Key metrics to alarm on:

pod_number_of_running_pods — alert when running pods drop below your desired replica count. Indicates crash-looping or failed rollout.
node_cpu_utilization / node_memory_utilization — node pressure that causes pod evictions and OOMKill events.
pod_cpu_utilization_over_pod_limit — pods exceeding their CPU requests, which causes throttling and latency spikes.

aws cloudwatch put-metric-alarm \
  --alarm-name "eks-running-pods-below-desired" \
  --namespace "ContainerInsights" \
  --metric-name pod_number_of_running_pods \
  --dimensions Name=ClusterName,Value=prod Name=Namespace,Value=default \
  --statistic Average \
  --period 60 \
  --evaluation-periods 3 \
  --threshold 2 \
  --comparison-operator LessThanThreshold \
  --alarm-actions arn:aws:sns:us-east-1:123:alerts

Detecting issues before Kubernetes does

Kubernetes health checks are optimised for container management — they're not designed to detect slow degradation, rising error rates, or partial failures that don't trigger a pod restart.

Pair your EKS health checks with:

External uptime monitor— makes real HTTP requests to your ALB or CloudFront endpoint every 60 seconds, independent of cluster state. Catches DNS and network-level issues the cluster can't see.
ALB 5xx alarm— catches application errors that pods are serving successfully (from Kubernetes' perspective) but are wrong for users.
P99 latency alarm — rising tail latency precedes pod crashes. Alarm onTargetResponseTime p99 > 2s on your ALB target group.

Publishing EKS health externally

When your EKS cluster has an incident — a deployment goes wrong, a node group runs out of capacity, a pod starts crash-looping — your users are affected immediately.
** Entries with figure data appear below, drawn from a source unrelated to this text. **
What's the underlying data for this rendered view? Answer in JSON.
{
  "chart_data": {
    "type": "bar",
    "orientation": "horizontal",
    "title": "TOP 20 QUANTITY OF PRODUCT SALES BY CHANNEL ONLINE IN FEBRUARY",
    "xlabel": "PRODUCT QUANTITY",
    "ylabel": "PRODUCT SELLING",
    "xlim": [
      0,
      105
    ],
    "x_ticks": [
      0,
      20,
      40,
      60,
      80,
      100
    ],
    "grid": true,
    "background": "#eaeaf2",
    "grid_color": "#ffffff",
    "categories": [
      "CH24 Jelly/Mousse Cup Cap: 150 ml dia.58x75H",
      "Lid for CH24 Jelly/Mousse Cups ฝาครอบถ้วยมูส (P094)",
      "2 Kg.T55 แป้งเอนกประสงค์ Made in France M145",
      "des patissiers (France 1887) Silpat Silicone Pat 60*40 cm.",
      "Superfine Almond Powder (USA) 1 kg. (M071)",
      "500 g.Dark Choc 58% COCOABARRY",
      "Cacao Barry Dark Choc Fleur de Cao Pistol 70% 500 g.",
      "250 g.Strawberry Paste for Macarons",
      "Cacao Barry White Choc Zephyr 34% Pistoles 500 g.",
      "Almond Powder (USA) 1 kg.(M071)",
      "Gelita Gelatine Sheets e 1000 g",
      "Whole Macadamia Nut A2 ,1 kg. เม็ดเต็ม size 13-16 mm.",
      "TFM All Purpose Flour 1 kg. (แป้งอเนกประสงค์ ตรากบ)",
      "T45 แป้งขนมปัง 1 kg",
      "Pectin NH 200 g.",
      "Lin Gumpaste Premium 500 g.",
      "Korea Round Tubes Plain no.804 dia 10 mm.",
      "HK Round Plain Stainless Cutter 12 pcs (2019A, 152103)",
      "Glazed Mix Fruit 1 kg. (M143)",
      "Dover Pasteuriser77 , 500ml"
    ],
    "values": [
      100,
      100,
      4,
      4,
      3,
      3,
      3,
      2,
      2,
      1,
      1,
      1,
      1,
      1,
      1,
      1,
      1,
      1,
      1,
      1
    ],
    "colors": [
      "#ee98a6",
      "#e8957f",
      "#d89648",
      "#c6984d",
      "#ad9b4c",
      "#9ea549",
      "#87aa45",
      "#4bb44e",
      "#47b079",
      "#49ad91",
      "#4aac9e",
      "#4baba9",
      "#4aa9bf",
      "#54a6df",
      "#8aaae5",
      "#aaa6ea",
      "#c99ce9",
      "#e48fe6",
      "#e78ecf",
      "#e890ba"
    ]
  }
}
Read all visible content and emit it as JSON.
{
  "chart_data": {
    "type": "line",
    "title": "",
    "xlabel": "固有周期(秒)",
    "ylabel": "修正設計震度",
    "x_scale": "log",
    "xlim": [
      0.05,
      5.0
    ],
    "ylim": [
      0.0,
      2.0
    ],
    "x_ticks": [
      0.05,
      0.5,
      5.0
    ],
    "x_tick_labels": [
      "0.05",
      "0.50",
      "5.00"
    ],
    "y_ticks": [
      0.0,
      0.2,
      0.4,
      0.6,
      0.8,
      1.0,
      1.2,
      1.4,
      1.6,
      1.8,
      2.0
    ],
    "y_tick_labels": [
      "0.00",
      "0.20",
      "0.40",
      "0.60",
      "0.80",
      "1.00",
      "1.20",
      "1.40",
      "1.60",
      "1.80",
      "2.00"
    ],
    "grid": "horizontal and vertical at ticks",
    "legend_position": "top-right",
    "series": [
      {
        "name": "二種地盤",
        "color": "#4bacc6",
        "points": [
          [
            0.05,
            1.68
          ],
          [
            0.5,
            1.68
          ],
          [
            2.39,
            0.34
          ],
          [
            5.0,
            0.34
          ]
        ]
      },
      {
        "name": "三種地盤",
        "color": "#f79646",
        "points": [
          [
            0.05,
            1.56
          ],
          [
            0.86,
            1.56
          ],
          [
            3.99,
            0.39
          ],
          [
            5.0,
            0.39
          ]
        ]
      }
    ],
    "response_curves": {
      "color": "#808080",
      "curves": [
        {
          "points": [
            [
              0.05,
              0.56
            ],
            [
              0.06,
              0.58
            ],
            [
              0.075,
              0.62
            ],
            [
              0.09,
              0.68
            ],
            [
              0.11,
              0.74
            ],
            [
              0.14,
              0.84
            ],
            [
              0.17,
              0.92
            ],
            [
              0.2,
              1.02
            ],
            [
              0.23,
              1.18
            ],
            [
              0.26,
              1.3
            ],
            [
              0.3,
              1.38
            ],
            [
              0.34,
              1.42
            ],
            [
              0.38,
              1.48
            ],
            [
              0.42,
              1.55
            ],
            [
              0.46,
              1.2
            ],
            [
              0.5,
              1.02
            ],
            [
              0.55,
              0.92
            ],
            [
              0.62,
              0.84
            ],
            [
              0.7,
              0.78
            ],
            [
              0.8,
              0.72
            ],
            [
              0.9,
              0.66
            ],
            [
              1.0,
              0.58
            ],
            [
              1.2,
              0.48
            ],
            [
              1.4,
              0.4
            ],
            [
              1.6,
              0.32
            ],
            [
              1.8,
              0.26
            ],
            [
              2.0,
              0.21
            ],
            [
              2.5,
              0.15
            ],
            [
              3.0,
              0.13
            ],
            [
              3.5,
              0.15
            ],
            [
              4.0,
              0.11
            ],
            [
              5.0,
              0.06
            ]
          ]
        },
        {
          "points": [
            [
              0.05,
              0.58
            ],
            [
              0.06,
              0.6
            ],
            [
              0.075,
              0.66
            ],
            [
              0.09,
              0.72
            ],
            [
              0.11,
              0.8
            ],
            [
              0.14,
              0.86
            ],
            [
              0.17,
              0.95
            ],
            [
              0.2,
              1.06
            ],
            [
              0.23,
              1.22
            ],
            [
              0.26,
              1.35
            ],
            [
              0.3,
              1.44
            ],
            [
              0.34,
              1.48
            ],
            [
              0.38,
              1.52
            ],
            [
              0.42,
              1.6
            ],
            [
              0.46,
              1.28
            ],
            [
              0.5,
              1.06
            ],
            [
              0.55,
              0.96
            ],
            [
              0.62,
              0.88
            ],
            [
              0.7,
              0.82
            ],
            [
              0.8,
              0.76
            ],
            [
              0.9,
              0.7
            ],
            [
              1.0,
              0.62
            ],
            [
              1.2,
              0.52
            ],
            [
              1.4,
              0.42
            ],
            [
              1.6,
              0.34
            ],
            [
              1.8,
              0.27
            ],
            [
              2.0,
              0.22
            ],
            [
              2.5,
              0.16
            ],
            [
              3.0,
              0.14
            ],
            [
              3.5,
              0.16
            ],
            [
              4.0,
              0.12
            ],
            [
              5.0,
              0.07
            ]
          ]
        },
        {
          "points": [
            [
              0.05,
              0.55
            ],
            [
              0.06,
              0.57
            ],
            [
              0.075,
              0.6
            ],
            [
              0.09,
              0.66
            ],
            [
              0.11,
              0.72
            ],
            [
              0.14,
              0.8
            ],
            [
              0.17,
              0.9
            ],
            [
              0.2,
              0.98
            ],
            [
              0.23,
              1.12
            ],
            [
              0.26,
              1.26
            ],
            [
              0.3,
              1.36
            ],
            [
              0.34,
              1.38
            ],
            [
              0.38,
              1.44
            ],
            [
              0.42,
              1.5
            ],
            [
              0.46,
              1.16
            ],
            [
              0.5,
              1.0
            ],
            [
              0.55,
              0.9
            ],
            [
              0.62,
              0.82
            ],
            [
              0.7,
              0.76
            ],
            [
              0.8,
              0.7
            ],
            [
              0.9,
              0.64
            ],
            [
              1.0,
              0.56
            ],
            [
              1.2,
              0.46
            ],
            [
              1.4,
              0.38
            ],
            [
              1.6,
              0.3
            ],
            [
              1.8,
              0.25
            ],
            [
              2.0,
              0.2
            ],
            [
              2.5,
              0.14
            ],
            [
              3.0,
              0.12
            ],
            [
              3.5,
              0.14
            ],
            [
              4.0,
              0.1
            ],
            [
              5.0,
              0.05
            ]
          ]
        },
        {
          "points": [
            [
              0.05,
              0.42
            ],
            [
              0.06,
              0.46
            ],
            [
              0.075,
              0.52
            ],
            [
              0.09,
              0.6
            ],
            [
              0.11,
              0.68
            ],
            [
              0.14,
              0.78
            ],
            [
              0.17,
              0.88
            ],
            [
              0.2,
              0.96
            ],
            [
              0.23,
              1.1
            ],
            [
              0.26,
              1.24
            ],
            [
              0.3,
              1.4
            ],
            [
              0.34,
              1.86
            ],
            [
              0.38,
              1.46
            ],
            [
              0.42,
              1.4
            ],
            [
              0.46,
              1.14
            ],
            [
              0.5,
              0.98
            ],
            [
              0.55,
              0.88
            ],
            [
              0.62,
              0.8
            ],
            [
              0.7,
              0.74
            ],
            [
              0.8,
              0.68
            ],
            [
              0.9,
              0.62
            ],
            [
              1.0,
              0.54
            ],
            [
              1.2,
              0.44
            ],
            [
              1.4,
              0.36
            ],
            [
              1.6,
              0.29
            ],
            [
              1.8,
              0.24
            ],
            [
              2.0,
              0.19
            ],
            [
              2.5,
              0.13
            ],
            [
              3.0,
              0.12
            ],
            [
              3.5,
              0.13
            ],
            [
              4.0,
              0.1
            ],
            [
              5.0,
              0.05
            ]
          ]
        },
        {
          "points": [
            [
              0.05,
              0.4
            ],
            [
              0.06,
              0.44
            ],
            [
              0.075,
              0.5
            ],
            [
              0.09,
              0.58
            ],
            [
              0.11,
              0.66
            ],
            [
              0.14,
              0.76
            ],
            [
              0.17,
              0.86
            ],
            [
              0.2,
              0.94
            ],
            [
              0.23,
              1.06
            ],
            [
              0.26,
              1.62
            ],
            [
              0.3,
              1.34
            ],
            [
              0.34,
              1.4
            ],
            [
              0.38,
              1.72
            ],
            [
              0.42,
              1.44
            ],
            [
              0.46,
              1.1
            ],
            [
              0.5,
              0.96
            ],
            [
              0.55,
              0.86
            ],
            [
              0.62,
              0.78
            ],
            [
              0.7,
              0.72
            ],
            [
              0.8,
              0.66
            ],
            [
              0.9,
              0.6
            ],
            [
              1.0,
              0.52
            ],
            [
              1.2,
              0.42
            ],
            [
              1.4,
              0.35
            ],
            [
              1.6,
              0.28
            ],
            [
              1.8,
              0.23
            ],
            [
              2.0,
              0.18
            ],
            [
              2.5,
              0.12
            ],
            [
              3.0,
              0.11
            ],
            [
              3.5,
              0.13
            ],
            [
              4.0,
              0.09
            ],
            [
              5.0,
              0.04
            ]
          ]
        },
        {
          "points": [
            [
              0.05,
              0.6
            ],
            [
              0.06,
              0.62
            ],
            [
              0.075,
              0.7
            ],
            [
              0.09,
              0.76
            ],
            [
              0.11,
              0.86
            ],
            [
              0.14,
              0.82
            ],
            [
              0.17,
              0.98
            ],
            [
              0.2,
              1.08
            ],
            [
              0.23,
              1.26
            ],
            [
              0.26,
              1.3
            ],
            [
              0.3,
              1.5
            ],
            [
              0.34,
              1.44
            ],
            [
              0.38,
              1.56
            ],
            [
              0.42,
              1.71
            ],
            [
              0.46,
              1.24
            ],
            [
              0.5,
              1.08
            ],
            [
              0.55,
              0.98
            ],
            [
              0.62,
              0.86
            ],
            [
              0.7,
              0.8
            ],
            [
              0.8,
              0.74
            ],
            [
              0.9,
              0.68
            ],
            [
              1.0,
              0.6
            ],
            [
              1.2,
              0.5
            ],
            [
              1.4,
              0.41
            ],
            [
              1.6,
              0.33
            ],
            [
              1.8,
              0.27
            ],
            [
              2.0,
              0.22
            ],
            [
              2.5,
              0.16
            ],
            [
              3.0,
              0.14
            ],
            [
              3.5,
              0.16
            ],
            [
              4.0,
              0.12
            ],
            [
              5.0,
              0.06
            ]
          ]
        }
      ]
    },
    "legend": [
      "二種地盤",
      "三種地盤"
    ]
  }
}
Without a status page, they have no way to know whether to wait or contact support.

Add your public ALB or CloudFront URL to PulseRadar as a monitor. When the external check fails three consecutive times, an incident is automatically opened, your team is alerted, and a public status page shows the impact — giving users a self-serve answer and reducing support ticket volume during outages.

EKS health check checklist

Separate /live, /ready, and /health endpoints.
Liveness probe checking process health only (no external dependencies).
Readiness probe checking real dependencies (DB, cache, required APIs).
Startup probe for any service that takes more than 15s to boot.
ALB Ingress annotations aligned with readiness probe path and thresholds.
Container Insights enabled for cluster-level pod count and resource alarms.
External uptime monitor hitting the public ALB/CloudFront URL.
Public status page for user-facing incident communication.

Kubernetes is self-healing by design — but only for failures it can detect. The combination of well-configured probes, cluster-level monitoring, and external uptime checks means you catch problems at every layer, not just the ones the kubelet can see.